THE OB-GYN NURSE GOES BLIND. She does not relate this to her mistake of the switched babies, a mistake she never realized she made. Nor does she see it as a punishment. It’s comforting to be an invalid, to be waited upon after all those years of catering to the birth-sick. When the Nurses’s daughter complains that her married boss makes inappropriate comments and calls her “doll” in front of clients, the Nurse flexes her thick legs and smiles wanly, assigned to the deceased Doctor’s fingers a searching sincerity that she knows they never had. But to be blind and pillaged would be too much. She would give up altogether.

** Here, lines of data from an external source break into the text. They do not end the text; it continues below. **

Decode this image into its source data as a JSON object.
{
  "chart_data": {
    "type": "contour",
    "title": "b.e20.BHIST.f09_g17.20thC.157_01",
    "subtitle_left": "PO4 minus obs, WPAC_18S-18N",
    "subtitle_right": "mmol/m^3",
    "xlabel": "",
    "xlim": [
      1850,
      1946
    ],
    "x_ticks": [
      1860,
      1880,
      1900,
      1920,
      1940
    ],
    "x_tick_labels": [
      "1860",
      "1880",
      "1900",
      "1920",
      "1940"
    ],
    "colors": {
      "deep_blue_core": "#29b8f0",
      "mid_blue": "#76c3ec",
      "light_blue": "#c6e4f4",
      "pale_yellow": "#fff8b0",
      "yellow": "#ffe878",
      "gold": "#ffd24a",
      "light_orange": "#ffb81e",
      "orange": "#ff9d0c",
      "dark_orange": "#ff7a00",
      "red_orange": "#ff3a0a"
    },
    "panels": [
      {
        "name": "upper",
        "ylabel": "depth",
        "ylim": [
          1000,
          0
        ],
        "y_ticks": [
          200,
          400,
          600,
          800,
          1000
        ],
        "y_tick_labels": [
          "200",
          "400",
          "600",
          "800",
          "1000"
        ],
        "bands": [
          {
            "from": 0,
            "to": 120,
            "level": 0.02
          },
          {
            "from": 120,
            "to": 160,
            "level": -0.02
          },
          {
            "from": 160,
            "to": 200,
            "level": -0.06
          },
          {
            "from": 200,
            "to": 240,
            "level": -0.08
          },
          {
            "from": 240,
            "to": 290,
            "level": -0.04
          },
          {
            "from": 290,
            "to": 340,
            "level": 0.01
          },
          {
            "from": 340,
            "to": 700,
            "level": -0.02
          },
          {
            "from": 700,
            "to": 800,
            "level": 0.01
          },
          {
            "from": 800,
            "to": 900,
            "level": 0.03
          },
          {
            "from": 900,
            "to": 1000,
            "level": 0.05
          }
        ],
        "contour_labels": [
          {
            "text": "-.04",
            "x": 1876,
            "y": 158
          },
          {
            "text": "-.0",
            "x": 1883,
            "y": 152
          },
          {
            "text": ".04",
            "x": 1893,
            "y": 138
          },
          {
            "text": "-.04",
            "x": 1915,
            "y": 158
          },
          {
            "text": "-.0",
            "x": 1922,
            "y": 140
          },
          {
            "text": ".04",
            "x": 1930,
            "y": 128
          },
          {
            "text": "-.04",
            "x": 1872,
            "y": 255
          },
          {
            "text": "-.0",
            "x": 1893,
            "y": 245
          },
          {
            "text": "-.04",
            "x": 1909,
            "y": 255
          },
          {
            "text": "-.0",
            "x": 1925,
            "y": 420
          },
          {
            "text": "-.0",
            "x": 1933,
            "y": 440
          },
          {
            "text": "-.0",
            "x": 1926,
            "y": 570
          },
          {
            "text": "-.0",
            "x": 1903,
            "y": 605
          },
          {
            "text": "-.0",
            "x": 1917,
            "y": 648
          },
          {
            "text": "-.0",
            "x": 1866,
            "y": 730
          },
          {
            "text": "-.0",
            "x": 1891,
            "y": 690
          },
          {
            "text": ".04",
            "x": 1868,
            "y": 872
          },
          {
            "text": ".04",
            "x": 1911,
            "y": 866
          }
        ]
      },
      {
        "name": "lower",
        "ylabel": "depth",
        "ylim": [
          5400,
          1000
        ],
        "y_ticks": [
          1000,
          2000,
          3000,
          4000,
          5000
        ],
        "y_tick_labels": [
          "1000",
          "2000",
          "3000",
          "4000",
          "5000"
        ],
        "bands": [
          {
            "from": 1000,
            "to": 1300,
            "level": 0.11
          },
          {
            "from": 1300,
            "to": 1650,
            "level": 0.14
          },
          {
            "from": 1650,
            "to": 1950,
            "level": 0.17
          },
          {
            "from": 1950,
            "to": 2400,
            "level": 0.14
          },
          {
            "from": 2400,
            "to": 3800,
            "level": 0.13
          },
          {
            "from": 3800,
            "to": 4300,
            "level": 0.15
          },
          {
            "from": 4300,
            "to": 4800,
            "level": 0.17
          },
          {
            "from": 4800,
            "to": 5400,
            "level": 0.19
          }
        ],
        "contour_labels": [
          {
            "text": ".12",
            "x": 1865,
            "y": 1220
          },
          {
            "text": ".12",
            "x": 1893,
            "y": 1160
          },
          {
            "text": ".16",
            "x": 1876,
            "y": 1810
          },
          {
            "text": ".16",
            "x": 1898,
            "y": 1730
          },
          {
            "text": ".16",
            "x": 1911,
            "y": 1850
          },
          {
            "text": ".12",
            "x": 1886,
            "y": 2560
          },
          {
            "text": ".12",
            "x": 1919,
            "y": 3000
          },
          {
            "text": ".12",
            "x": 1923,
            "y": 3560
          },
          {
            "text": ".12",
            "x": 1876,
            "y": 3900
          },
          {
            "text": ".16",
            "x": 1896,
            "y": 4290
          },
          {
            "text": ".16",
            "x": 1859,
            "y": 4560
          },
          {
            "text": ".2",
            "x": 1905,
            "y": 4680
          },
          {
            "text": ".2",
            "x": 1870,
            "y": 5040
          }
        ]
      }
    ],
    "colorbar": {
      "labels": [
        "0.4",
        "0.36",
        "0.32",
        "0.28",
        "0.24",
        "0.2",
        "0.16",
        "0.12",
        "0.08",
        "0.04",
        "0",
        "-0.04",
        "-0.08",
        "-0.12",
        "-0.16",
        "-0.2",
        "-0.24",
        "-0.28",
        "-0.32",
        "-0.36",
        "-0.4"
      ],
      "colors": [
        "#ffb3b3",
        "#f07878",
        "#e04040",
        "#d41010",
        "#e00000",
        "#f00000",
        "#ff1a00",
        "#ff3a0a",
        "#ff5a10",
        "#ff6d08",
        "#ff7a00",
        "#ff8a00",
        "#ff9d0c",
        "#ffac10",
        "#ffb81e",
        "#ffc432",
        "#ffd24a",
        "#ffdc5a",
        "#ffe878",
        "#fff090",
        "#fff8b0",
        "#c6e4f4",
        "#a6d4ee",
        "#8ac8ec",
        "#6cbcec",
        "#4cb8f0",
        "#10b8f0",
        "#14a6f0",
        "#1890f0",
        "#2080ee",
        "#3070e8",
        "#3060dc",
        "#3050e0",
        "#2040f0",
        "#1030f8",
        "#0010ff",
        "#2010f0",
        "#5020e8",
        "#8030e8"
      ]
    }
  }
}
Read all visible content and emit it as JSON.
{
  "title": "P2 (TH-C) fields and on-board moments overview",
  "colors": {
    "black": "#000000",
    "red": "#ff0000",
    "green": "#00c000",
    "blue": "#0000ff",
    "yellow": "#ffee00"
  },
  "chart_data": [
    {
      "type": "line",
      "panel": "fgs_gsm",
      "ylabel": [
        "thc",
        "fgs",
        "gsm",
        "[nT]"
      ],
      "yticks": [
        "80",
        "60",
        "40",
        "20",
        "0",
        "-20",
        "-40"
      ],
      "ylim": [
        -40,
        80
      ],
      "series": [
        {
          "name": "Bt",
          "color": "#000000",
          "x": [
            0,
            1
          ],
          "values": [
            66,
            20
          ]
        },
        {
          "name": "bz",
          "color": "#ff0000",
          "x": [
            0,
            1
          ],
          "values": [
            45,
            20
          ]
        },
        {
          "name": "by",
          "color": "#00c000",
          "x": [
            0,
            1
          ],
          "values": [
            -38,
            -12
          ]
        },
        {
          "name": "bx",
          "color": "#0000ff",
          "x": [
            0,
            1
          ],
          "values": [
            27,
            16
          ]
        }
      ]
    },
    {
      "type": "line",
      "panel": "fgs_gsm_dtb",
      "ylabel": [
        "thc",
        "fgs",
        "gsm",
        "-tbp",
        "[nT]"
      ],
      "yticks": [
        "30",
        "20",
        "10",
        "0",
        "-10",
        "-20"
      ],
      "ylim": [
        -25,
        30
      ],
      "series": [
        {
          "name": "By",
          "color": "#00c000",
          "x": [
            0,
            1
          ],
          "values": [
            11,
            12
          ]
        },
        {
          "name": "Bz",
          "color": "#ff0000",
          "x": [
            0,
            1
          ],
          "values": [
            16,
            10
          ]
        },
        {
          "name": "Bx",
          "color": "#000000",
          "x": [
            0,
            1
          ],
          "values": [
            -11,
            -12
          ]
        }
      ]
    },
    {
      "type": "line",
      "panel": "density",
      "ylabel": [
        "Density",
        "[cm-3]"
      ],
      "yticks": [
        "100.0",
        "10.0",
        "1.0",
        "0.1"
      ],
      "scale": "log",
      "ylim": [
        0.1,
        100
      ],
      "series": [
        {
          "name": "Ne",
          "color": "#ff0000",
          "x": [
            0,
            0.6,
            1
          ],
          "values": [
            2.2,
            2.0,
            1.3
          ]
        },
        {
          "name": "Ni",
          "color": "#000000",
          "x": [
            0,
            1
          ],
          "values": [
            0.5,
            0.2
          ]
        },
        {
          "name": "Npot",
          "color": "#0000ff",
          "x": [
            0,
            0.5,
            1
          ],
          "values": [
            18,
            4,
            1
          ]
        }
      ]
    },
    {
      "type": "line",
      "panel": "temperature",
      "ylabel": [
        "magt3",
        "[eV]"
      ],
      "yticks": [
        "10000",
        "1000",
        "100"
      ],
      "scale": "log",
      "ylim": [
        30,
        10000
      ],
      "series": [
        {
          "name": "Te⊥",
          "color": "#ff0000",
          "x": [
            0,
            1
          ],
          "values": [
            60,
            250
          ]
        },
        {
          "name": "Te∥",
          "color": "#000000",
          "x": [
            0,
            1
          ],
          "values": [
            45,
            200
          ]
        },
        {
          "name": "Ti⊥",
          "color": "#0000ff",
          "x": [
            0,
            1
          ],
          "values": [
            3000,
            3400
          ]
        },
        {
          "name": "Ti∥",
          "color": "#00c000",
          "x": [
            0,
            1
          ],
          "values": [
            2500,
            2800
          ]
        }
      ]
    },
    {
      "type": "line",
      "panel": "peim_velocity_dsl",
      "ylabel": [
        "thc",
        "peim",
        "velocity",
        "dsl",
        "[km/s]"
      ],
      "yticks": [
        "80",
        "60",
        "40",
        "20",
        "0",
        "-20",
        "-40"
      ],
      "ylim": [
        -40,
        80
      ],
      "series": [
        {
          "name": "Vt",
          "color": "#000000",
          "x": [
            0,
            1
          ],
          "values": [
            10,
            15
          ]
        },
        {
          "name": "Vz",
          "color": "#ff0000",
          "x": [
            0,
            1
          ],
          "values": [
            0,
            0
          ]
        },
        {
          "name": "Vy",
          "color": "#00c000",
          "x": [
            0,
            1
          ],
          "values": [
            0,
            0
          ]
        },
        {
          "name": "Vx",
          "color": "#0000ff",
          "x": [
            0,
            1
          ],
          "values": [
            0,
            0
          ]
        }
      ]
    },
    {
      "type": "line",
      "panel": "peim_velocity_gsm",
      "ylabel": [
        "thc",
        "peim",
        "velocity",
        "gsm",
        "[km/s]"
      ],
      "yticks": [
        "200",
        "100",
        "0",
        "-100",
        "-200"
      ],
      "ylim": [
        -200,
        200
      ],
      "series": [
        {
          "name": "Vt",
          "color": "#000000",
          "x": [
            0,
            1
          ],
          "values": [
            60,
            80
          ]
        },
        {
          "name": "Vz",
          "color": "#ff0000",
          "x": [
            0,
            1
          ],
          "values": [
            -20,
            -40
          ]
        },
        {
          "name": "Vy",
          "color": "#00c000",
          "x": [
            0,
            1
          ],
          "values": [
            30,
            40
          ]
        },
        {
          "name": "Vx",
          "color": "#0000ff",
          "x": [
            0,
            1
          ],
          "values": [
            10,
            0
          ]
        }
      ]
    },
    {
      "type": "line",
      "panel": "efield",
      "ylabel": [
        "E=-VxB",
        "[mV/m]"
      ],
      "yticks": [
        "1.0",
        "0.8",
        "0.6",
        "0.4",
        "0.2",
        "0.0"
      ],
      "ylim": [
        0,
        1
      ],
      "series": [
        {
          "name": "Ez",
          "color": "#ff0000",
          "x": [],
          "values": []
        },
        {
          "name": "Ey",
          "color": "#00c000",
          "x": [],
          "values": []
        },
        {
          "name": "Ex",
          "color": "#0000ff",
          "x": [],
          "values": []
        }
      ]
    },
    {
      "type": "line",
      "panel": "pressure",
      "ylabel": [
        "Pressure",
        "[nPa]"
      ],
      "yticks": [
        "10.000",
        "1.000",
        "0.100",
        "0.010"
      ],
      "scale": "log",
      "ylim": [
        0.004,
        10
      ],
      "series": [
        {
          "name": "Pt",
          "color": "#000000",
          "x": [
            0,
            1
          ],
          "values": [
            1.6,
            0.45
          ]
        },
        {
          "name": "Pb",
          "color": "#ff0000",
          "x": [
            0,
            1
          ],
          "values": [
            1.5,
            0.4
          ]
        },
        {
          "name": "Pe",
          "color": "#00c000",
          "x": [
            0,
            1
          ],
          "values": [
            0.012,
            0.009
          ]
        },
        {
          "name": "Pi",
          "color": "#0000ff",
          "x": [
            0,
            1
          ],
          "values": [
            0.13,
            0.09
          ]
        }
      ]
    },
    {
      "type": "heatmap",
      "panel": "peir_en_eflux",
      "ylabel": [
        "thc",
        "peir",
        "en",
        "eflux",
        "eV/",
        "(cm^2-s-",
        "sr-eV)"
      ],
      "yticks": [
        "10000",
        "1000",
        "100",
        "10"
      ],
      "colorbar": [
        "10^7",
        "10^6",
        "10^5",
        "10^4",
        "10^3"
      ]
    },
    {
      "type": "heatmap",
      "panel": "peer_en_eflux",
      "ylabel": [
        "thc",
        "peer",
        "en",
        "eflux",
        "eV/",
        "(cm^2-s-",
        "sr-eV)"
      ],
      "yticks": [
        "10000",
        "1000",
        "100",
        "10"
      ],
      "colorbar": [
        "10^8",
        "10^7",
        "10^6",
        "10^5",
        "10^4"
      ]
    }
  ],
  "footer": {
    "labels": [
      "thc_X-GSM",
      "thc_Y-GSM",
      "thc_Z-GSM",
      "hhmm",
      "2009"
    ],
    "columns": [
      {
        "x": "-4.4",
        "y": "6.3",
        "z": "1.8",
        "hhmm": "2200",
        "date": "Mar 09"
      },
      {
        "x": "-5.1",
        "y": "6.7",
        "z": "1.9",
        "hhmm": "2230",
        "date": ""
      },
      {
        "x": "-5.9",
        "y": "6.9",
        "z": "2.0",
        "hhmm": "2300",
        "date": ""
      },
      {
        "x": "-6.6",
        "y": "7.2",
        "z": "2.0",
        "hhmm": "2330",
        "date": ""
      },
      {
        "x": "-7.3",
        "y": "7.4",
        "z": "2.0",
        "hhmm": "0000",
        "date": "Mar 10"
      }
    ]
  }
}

At night she tunes the radio to the opera and now that there is no one to watch out for, she lets her dead pupils and the raw mollusk insides of her eyelids perform a complex mating ritual, always falling asleep when it’s still that first harmless glance, when it’s all trilling and swelling, the rumble of the tympani heralding something too far away to start hoping for yet, before names are assigned and exchanged, before any sort of consummation, before the terror of a beginning.